Fitness
Computational Drug Repurposing Approaches Can Help Identify New Medications for Opioid Use Disorder
Opioid use disorder (OUD) is a problematic pattern of opioid use that causes significant impairment or distress.1 In 2022, an estimated 6.1 million Americans had a diagnosis of OUD, with opioid-involved overdose deaths nearly doubling from 49,860 in 2019 to 81,806 in 2022.1,2 Three medications are safe and effective for OUD: naltrexone, buprenorphine, and methadone. However, attrition and relapse rates are high among patients who use these medications. A need for additional safe and effective treatments for OUD is apparent, but the extensive drug discovery process is a barrier in producing timely solutions. A team of scientists from Case Western Reserve University in Cleveland Ohio have examined data-driven computational drug repurposing approaches to identify potential treatments for OUD.3
Computational approaches for drug repurposing involve systematic analysis of an array of different data. Strategies include obtaining data from genomic signature matching, molecular docking and drug-target interaction prediction, network/graph-based analysis, machine/deep learning, and Mendelian randomization. Once researchers identify potential drug candidates for OUD by way of 1 or a combination of these computational methods, they evaluate selected drugs using real-world data from patient electronic health records (EHR). The authors note that although observational studies of this nature may garner strong results, using patient EHR data can have limitations such as over-, mis-, or under-diagnosis; unmeasured or uncontrolled confounders; self-selection; reverse causality; and other potential biases.3
The authors discussed a retrospective case-control study published in Molecular Psychiatry which evaluated the top 20 drug candidates for OUD using de-identified population-level EHR data of more than 72.9 million patients across all 50 states.4 Based on their analysis of patient EHR data, 5 medications (tramadol, olanzapine, mirtazapine, bupropion, and atomoxetine) were associated with significantly better OUD remission among patients with OUD. Causality cannot be inferred based on this data alone, but researchers may consider these drug candidates for evaluation in future randomized-controlled trials.3
About the Author
Sabina Palmieri, PharmD, is a clinical pharmacy specialist at Community Healtah Network of Connecticut in Wallingford.

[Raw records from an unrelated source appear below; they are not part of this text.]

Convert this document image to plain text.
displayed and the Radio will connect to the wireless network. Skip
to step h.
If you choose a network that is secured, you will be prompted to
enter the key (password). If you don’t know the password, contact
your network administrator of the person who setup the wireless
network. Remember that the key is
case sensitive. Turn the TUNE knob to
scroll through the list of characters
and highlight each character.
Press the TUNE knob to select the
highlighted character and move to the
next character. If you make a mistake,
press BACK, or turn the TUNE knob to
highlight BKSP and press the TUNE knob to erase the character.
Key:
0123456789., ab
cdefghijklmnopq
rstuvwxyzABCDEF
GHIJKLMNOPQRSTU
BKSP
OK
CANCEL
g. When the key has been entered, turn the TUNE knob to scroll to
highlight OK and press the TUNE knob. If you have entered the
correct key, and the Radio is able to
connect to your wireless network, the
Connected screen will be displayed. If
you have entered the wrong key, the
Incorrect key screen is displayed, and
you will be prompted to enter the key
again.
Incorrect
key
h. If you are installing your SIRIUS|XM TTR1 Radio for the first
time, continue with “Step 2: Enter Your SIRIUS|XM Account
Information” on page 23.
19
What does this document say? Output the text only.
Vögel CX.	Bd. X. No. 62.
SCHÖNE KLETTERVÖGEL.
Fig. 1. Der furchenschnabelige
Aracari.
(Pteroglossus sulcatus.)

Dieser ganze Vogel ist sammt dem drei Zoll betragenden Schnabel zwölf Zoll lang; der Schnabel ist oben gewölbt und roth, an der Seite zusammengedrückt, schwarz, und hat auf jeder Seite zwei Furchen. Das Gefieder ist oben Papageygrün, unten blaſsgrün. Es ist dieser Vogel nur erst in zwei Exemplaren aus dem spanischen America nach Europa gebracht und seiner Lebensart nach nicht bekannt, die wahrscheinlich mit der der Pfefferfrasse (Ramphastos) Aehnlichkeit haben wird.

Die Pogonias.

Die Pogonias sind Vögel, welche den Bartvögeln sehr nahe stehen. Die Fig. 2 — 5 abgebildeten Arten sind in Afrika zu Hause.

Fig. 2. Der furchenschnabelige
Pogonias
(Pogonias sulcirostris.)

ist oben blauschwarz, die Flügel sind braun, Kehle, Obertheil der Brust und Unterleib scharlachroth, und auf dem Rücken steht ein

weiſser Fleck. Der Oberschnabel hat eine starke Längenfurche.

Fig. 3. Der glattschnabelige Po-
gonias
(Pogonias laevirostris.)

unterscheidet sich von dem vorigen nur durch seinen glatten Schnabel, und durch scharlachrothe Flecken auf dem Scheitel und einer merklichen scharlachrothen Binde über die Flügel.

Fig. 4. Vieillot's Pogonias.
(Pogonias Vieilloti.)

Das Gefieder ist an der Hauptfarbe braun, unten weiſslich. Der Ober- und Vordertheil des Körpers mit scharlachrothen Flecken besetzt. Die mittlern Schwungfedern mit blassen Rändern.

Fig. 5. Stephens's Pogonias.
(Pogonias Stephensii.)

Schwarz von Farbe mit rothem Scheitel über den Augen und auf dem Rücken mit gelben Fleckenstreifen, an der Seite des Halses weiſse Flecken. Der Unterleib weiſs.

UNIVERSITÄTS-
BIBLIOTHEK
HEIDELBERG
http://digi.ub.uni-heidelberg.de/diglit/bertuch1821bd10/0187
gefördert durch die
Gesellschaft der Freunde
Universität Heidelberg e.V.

Computational drug repurposing approaches can be used to identify promising candidate drugs, several of which have shown potential clinical effectiveness for improvements in OUD remission in real-world populations. However, challenges exist in employing these strategies, including the limited availability of comprehensive, integrated, and standardized databases for OUD. Interpretability is also challenging because OUD is a multifactorial disease, and individuals with OUD may require more personalized treatment solutions. Regardless, drug repurposing may be promising in discovering potentially effective treatment for OUD by using large publicly available datasets and computational methodologies.